İyi hissetmek her insanın hakkıdır. Yaşama tutunmak için onca mücadele vermek iyi hissetmek için değil midir?
Mutlu olmak, huzurlu olmak, sağlıklı olmak, gülmek, sevmek, güvenmek, gururlanmak…
Hayatımızda olmalarına izin verdiğimiz bazı insanlar vardır bize iyi gelen, iyi hissettiren yanımızda iken huzur ve güven duyduğumuz insanlar… Yol arkadaşlarımız, yoldaşlarımız, hayat yolculuğumuzda bizlere yarenlik eden insanlar…
Şimdilerde ise bize, bizi iyi hissettiren insanlarla rastlaşmak oldukça zorlaştı. Her şeyden önce insan ilişkilerinde güven önemli bir sorun olarak kendini fazlasıyla hissettiriyor. Bakışlarda dahi o eski samimiyeti görmek mümkün olmuyor. Sırtımızı döndüğümüz anda kalbimizde, ruhumuzda nasıl yaralar açılacağını bilemiyoruz. İnsan, insan için bazen şifa olsa da, bir anda zehirde olabiliyor. İyi hissetmek sadece insan ilişkilerinde geçerli değil elbette. İş hayatında, gittiğiniz bir seyahatte, izlediğiniz bir filmde, doğa ile baş başa kaldığınızda, okuduğunuz bir kitapta da öne çıkabiliyor. İşin özü aslında sevgiye dayanıyor. Yaptığınız işi sevmek, keyifli bir film izlemek, mutlu anlarla dolu bir şehre gitmek, sürükleyici bir kitap okumak, hatta bir dua okumak mental olarak insanı şahane hissettirebiliyor. Bunların yanı sıra İnsan tek başına kaldığında da kendini iyi hissedebiliyor. Kendine yolculuk yapmak ve yolculuğun tadına varmak ben, bana iyi geliyorum dedirtebiliyor. Bazen yalnızlaşmak, bolca kendinle, kalbinle sohbet etmek iyi hissettiren bir çok şeyin yanında belki de en iyisidir. Hani derler ya, bazen kendi yalnızlığımla kalabalıklaşmayı seviyorum ve iyi ki ben, tamda kafa dengim ben diyebiliyorum.

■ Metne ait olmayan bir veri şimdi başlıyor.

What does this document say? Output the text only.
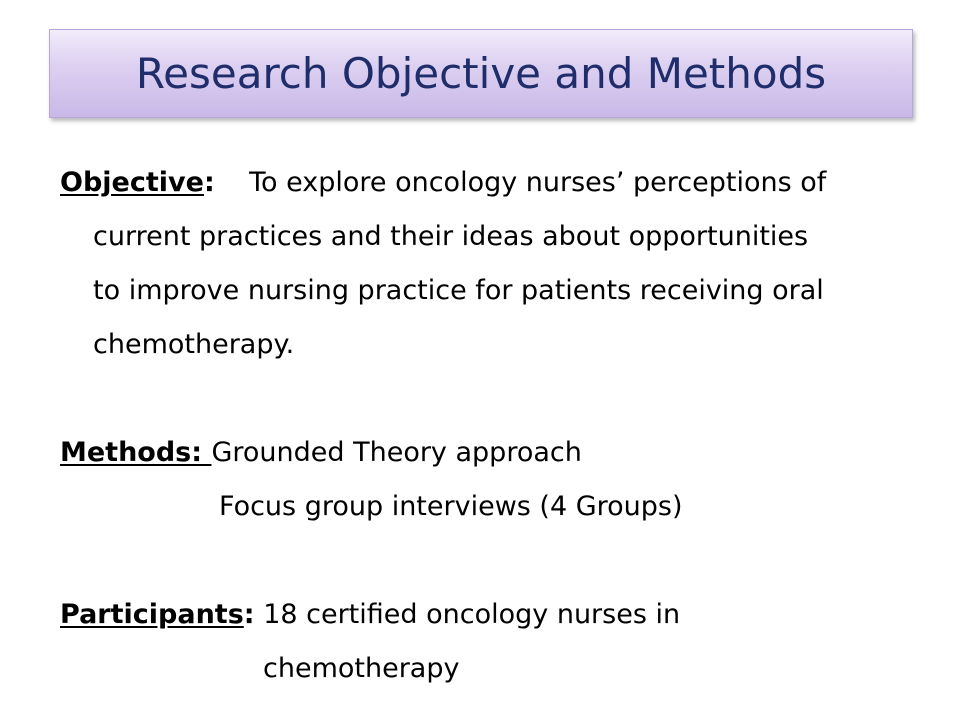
Research Objective and Methods

Objective: To explore oncology nurses’ perceptions of
current practices and their ideas about opportunities
to improve nursing practice for patients receiving oral
chemotherapy.

Methods: Grounded Theory approach

Focus group interviews (4 Groups)

Participants: 18 certified oncology nurses in

chemotherapy
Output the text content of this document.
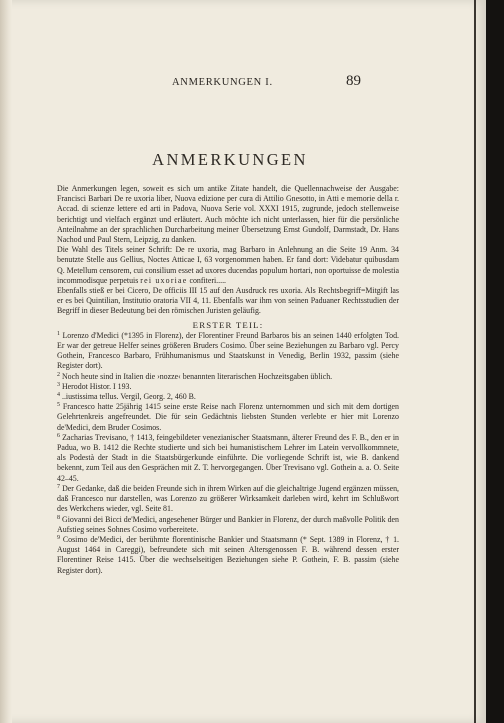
ANMERKUNGEN I.	89
ANMERKUNGEN

Die Anmerkungen legen, soweit es sich um antike Zitate handelt, die Quellennachweise der Ausgabe: Francisci Barbari De re uxoria liber, Nuova edizione per cura di Attilio Gnesotto, in Atti e memorie della r. Accad. di scienze lettere ed arti in Padova, Nuova Serie vol. XXXI 1915, zugrunde, jedoch stellenweise berichtigt und vielfach ergänzt und erläutert. Auch möchte ich nicht unterlassen, hier für die persönliche Anteilnahme an der sprachlichen Durcharbeitung meiner Übersetzung Ernst Gundolf, Darmstadt, Dr. Hans Nachod und Paul Stern, Leipzig, zu danken.

Die Wahl des Titels seiner Schrift: De re uxoria, mag Barbaro in Anlehnung an die Seite 19 Anm. 34 benutzte Stelle aus Gellius, Noctes Atticae I, 63 vorgenommen haben. Er fand dort: Videbatur quibusdam Q. Metellum censorem, cui consilium esset ad uxores ducendas populum hortari, non oportuisse de molestia incommodisque perpetuis rei uxoriae confiteri.....

Ebenfalls stieß er bei Cicero, De officiis III 15 auf den Ausdruck res uxoria. Als Rechtsbegriff=Mitgift las er es bei Quintilian, Institutio oratoria VII 4, 11. Ebenfalls war ihm von seinen Paduaner Rechtsstudien der Begriff in dieser Bedeutung bei den römischen Juristen geläufig.

ERSTER TEIL:

$^1$ Lorenzo d'Medici (*1395 in Florenz), der Florentiner Freund Barbaros bis an seinen 1440 erfolgten Tod. Er war der getreue Helfer seines größeren Bruders Cosimo. Über seine Beziehungen zu Barbaro vgl. Percy Gothein, Francesco Barbaro, Frühhumanismus und Staatskunst in Venedig, Berlin 1932, passim (siehe Register dort).

$^2$ Noch heute sind in Italien die ›nozze‹ benannten literarischen Hochzeitsgaben üblich.

$^3$ Herodot Histor. I 193.

$^4$ ..iustissima tellus. Vergil, Georg. 2, 460 B.

$^5$ Francesco hatte 25jährig 1415 seine erste Reise nach Florenz unternommen und sich mit dem dortigen Gelehrtenkreis angefreundet. Die für sein Gedächtnis liebsten Stunden verlebte er hier mit Lorenzo de'Medici, dem Bruder Cosimos.

$^6$ Zacharias Trevisano, † 1413, feingebildeter venezianischer Staatsmann, älterer Freund des F. B., den er in Padua, wo B. 1412 die Rechte studierte und sich bei humanistischem Lehrer im Latein vervollkommnete, als Podestà der Stadt in die Staatsbürgerkunde einführte. Die vorliegende Schrift ist, wie B. dankend bekennt, zum Teil aus den Gesprächen mit Z. T. hervorgegangen. Über Trevisano vgl. Gothein a. a. O. Seite 42–45.

$^7$ Der Gedanke, daß die beiden Freunde sich in ihrem Wirken auf die gleichaltrige Jugend ergänzen müssen, daß Francesco nur darstellen, was Lorenzo zu größerer Wirksamkeit darleben wird, kehrt im Schlußwort des Werkchens wieder, vgl. Seite 81.

$^8$ Giovanni dei Bicci de'Medici, angesehener Bürger und Bankier in Florenz, der durch maßvolle Politik den Aufstieg seines Sohnes Cosimo vorbereitete.

$^9$ Cosimo de'Medici, der berühmte florentinische Bankier und Staatsmann (* Sept. 1389 in Florenz, † 1. August 1464 in Careggi), befreundete sich mit seinen Altersgenossen F. B. während dessen erster Florentiner Reise 1415. Über die wechselseitigen Beziehungen siehe P. Gothein, F. B. passim (siehe Register dort).
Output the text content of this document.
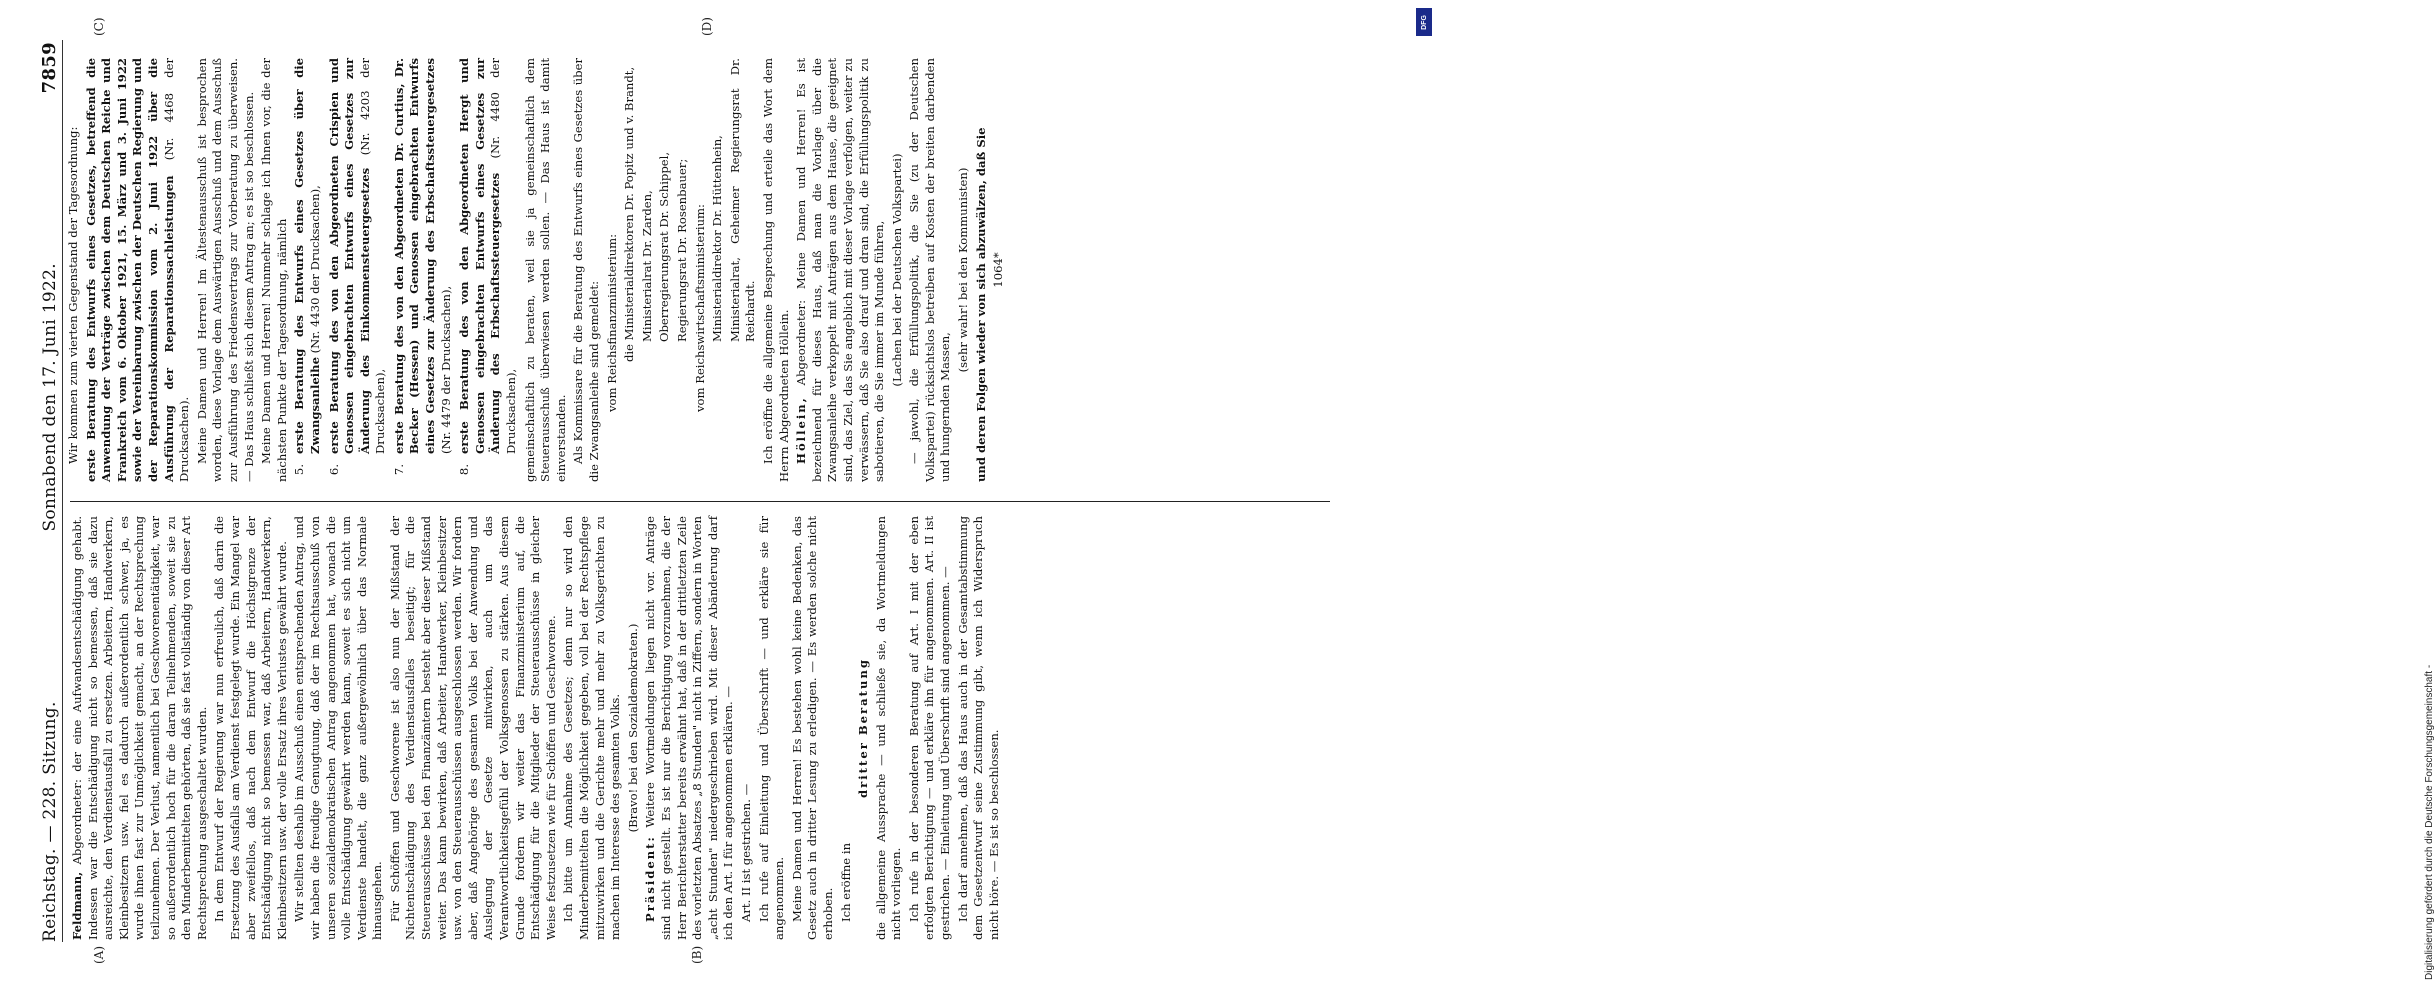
Reichstag. — 228. Sitzung.
Sonnabend den 17. Juni 1922.
7859
(A)	(B)
(C)	(D)

Feldmann, Abgeordneter: der eine Aufwandsentschädigung gehabt. Indessen war die Entschädigung nicht so bemessen, daß sie dazu ausreichte, den Verdienstausfall zu ersetzen. Arbeitern, Handwerkern, Kleinbesitzern usw. fiel es dadurch außerordentlich schwer, ja, es wurde ihnen fast zur Unmöglichkeit gemacht, an der Rechtsprechung teilzunehmen. Der Verlust, namentlich bei Geschworenentätigkeit, war so außerordentlich hoch für die daran Teilnehmenden, soweit sie zu den Minderbemittelten gehörten, daß sie fast vollständig von dieser Art Rechtsprechung ausgeschaltet wurden. In dem Entwurf der Regierung war nun erfreulich, daß darin die Ersetzung des Ausfalls am Verdienst festgelegt wurde. Ein Mangel war aber zweifellos, daß nach dem Entwurf die Höchstgrenze der Entschädigung nicht so bemessen war, daß Arbeitern, Handwerkern, Kleinbesitzern usw. der volle Ersatz ihres Verlustes gewährt wurde. Wir stellten deshalb im Ausschuß einen entsprechenden Antrag, und wir haben die freudige Genugtuung, daß der im Rechtsausschuß von unseren sozialdemokratischen Antrag angenommen hat, wonach die volle Entschädigung gewährt werden kann, soweit es sich nicht um Verdienste handelt, die ganz außergewöhnlich über das Normale hinausgehen. Für Schöffen und Geschworene ist also nun der Mißstand der Nichtentschädigung des Verdienstausfalles beseitigt; für die Steuerausschüsse bei den Finanzämtern besteht aber dieser Mißstand weiter. Das kann bewirken, daß Arbeiter, Handwerker, Kleinbesitzer usw. von den Steuerausschüssen ausgeschlossen werden. Wir fordern aber, daß Angehörige des gesamten Volks bei der Anwendung und Auslegung der Gesetze mitwirken, auch um das Verantwortlichkeitsgefühl der Volksgenossen zu stärken. Aus diesem Grunde fordern wir weiter das Finanzministerium auf, die Entschädigung für die Mitglieder der Steuerausschüsse in gleicher Weise festzusetzen wie für Schöffen und Geschworene. Ich bitte um Annahme des Gesetzes; denn nur so wird den Minderbemittelten die Möglichkeit gegeben, voll bei der Rechtspflege mitzuwirken und die Gerichte mehr und mehr zu Volksgerichten zu machen im Interesse des gesamten Volks. (Bravo! bei den Sozialdemokraten.)

Präsident: Weitere Wortmeldungen liegen nicht vor. Anträge sind nicht gestellt. Es ist nur die Berichtigung vorzunehmen, die der Herr Berichterstatter bereits erwähnt hat, daß in der drittletzten Zeile des vorletzten Absatzes „8 Stunden" nicht in Ziffern, sondern in Worten „acht Stunden" niedergeschrieben wird. Mit dieser Abänderung darf ich den Art. I für angenommen erklären. — Art. II ist gestrichen. — Ich rufe auf Einleitung und Überschrift — und erkläre sie für angenommen. Meine Damen und Herren! Es bestehen wohl keine Bedenken, das Gesetz auch in dritter Lesung zu erledigen. — Es werden solche nicht erhoben. Ich eröffne in

dritter Beratung die allgemeine Aussprache — und schließe sie, da Wortmeldungen nicht vorliegen. Ich rufe in der besonderen Beratung auf Art. I mit der eben erfolgten Berichtigung — und erkläre ihn für angenommen. Art. II ist gestrichen. — Einleitung und Überschrift sind angenommen. — Ich darf annehmen, daß das Haus auch in der Gesamtabstimmung dem Gesetzentwurf seine Zustimmung gibt, wenn ich Widerspruch nicht höre. — Es ist so beschlossen.

Wir kommen zum vierten Gegenstand der Tagesordnung: erste Beratung des Entwurfs eines Gesetzes, betreffend die Anwendung der Verträge zwischen dem Deutschen Reiche und Frankreich vom 6. Oktober 1921, 15. März und 3. Juni 1922 sowie der Vereinbarung zwischen der Deutschen Regierung und der Reparationskommission vom 2. Juni 1922 über die Ausführung der Reparationssachleistungen (Nr. 4468 der Drucksachen). Meine Damen und Herren! Im Ältestenausschuß ist besprochen worden, diese Vorlage dem Auswärtigen Ausschuß und dem Ausschuß zur Ausführung des Friedensvertrags zur Vorberatung zu überweisen. — Das Haus schließt sich diesem Antrag an; es ist so beschlossen. Meine Damen und Herren! Nunmehr schlage ich Ihnen vor, die der nächsten Punkte der Tagesordnung, nämlich 5.
erste Beratung des Entwurfs eines Gesetzes über die Zwangsanleihe (Nr. 4430 der Drucksachen),
6.
erste Beratung des von den Abgeordneten Crispien und Genossen eingebrachten Entwurfs eines Gesetzes zur Änderung des Einkommensteuergesetzes (Nr. 4203 der Drucksachen),
7.
erste Beratung des von den Abgeordneten Dr. Curtius, Dr. Becker (Hessen) und Genossen eingebrachten Entwurfs eines Gesetzes zur Änderung des Erbschaftssteuergesetzes (Nr. 4479 der Drucksachen),
8.
erste Beratung des von den Abgeordneten Hergt und Genossen eingebrachten Entwurfs eines Gesetzes zur Änderung des Erbschaftssteuergesetzes (Nr. 4480 der Drucksachen), gemeinschaftlich zu beraten, weil sie ja gemeinschaftlich dem Steuerausschuß überwiesen werden sollen. — Das Haus ist damit einverstanden. Als Kommissare für die Beratung des Entwurfs eines Gesetzes über die Zwangsanleihe sind gemeldet: vom Reichsfinanzministerium: die Ministerialdirektoren Dr. Popitz und v. Brandt, Ministerialrat Dr. Zarden, Oberregierungsrat Dr. Schippel, Regierungsrat Dr. Rosenbauer; vom Reichswirtschaftsministerium: Ministerialdirektor Dr. Hüttenhein, Ministerialrat, Geheimer Regierungsrat Dr. Reichardt. Ich eröffne die allgemeine Besprechung und erteile das Wort dem Herrn Abgeordneten Höllein. Höllein, Abgeordneter: Meine Damen und Herren! Es ist bezeichnend für dieses Haus, daß man die Vorlage über die Zwangsanleihe verkoppelt mit Anträgen aus dem Hause, die geeignet sind, das Ziel, das Sie angeblich mit dieser Vorlage verfolgen, weiter zu verwässern, daß Sie also drauf und dran sind, die Erfüllungspolitik zu sabotieren, die Sie immer im Munde führen, (Lachen bei der Deutschen Volkspartei) — jawohl, die Erfüllungspolitik, die Sie (zu der Deutschen Volkspartei) rücksichtslos betreiben auf Kosten der breiten darbenden und hungernden Massen,

(sehr wahr! bei den Kommunisten) und deren Folgen wieder von sich abzuwälzen, daß Sie 1064*

DFG
Digitalisierung gefördert durch die Deutsche Forschungsgemeinschaft -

Hayat öyle hızla akıyor ki, bir çok şeyin yanından geçerken farkedemiyoruz. Hayatın hızı trafik lambası gibi değil ne yazık ki…Kırmızıda dur, sarıda hazır ol, yeşilde geç. Demem o ki, iyi hissettiren neye denk geldiysek elimizin tersiyle itmemeli, hemen değerlendirmeli ve o muhteşem anın tadını çıkartmalıyız. Çünkü iyi hissettiren her şey tabiri caizse artık karaborsada. İyi ki varsın derken söze değil, öze bakmak gerekiyor. İyiler azalıyor, kötüler çoğalıyor. İçinde iyiyi ve iyiliği besleyen insanların nesli tükenmek üzere.
Günlük hayatın stresini yaşamak elbette zordur. Hislerimiz, duygularımız her birey için önemlidir. Hayatımızda yapacağımız küçük değişiklikler iyi hissetmek için atılacak adımların başında geliyor. Motivasyon, kendini kabullenmek ve sevmek, öz- saygınızı arttırmak bir çok şeyin üstesinden gelmemize yardımcı olacaktır.
Her sabah uyandığımızda aynanın karşısında kendimize bir günaydın diyelim ve şu soruyu soralım;
Kendini nasıl hissediyorsun?
Cevabın günü nasıl geçireceğin ile ilgili sana ipucu verecektir. Güne nasıl başlarsak devamı da öyle geliyor.
Hayat yolculuğu uzun, yaşamlar kısa. Kendimize nazik davranalım, önemseyelim, kabullenelim ve sevelim.